More starkly still, in his contribution to the series of essays produced for Reboot Britain, Lee Bryant argues that:
In government, as in business, we suffer from organisational models that are too expensive and inefficient to succeed in the current climate.…Corporate IT has become a blocker not an enabler and we urgently need a new, more human-scale approach to internal communications and knowledge sharing within organisations in both the private and public sector. The boom times of recent years have hidden a great deal of inefficiency, and as revenues recede, we need flatter, more agile organisational structures instead of the stultifying middle management bureaucratic machines that exist because organisations fundamentally don’t trust their own people, let alone their customers and users.

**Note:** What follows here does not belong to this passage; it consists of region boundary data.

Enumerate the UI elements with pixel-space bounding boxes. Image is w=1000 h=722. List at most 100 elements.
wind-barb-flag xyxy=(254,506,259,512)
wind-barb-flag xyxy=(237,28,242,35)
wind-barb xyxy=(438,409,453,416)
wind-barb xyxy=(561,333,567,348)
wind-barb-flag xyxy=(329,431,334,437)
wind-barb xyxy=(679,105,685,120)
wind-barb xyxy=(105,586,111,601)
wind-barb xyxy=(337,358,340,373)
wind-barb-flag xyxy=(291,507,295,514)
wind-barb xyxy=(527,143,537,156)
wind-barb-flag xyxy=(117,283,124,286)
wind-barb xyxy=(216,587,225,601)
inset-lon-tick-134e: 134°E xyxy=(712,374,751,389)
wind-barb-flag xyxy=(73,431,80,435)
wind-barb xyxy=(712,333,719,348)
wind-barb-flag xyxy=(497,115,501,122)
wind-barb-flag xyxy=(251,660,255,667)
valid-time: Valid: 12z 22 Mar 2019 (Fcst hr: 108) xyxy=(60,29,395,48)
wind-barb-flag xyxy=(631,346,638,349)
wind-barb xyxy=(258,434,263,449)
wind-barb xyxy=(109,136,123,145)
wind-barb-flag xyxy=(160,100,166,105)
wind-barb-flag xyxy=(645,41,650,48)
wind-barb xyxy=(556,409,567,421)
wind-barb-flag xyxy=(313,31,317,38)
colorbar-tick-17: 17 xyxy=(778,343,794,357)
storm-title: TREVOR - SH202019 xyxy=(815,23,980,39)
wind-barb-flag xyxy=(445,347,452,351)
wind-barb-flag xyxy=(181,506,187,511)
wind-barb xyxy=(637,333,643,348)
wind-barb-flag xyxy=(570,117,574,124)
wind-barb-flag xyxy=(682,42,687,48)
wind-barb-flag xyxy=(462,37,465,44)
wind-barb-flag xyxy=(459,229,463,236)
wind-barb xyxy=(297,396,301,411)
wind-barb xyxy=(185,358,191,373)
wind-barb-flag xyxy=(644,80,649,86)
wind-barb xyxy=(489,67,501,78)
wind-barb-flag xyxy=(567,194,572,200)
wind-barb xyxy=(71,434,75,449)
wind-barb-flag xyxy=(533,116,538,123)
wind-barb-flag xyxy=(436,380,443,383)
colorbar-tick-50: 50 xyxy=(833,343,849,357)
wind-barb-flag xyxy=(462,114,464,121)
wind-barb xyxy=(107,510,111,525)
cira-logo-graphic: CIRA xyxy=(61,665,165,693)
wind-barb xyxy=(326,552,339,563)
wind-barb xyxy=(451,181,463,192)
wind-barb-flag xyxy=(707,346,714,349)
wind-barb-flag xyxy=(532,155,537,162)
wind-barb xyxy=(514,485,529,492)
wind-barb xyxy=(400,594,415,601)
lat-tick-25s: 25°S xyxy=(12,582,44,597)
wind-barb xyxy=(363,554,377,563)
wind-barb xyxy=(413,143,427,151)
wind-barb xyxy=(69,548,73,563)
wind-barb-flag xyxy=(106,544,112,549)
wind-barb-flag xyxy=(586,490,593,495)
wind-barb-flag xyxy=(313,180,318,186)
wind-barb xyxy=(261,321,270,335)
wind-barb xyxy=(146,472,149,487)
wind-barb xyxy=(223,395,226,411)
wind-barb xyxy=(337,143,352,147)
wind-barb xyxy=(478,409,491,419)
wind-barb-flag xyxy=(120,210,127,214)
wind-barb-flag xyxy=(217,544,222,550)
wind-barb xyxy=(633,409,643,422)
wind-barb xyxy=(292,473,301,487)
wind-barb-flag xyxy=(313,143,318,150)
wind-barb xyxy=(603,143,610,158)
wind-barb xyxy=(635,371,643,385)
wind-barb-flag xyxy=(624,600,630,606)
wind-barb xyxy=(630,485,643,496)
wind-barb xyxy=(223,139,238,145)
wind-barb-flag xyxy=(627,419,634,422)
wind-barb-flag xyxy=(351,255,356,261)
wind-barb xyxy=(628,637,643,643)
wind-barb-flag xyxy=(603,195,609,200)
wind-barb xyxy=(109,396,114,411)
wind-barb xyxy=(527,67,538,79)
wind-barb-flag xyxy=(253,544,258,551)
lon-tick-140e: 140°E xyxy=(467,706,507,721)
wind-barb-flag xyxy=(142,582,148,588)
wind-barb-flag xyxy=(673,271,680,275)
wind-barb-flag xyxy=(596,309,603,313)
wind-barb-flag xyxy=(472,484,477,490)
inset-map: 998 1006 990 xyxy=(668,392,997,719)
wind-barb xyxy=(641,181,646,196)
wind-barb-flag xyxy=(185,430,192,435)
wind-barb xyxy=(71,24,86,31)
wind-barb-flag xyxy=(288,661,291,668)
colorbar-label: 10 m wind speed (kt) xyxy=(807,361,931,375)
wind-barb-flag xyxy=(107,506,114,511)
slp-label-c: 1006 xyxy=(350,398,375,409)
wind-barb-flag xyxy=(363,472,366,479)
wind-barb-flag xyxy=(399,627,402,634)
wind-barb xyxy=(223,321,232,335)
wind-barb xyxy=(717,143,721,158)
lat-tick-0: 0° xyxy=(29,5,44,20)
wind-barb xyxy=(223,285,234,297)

I don’t see this as a choice, or at least not as an immediate choice. As things now stand, two things need to be done, they both need to be done well, and they will be done well by doing different things. Whether we like it or not, whether VRM is the future or not, government is the custodian of many large databases and the services built on them, and millions of people depend on that custody being effective. So it is in everybody’s interest that that is done as well as it can be, and the standards of the shuttle software are standards it is worth aspiring to.
But it is just as clear that government is not a single purpose, single application control system. Its role is not to steer one machine but to be steered by many. And in that context, the approach to service design implicit in the space shuttle software model may be precisely the wrong one.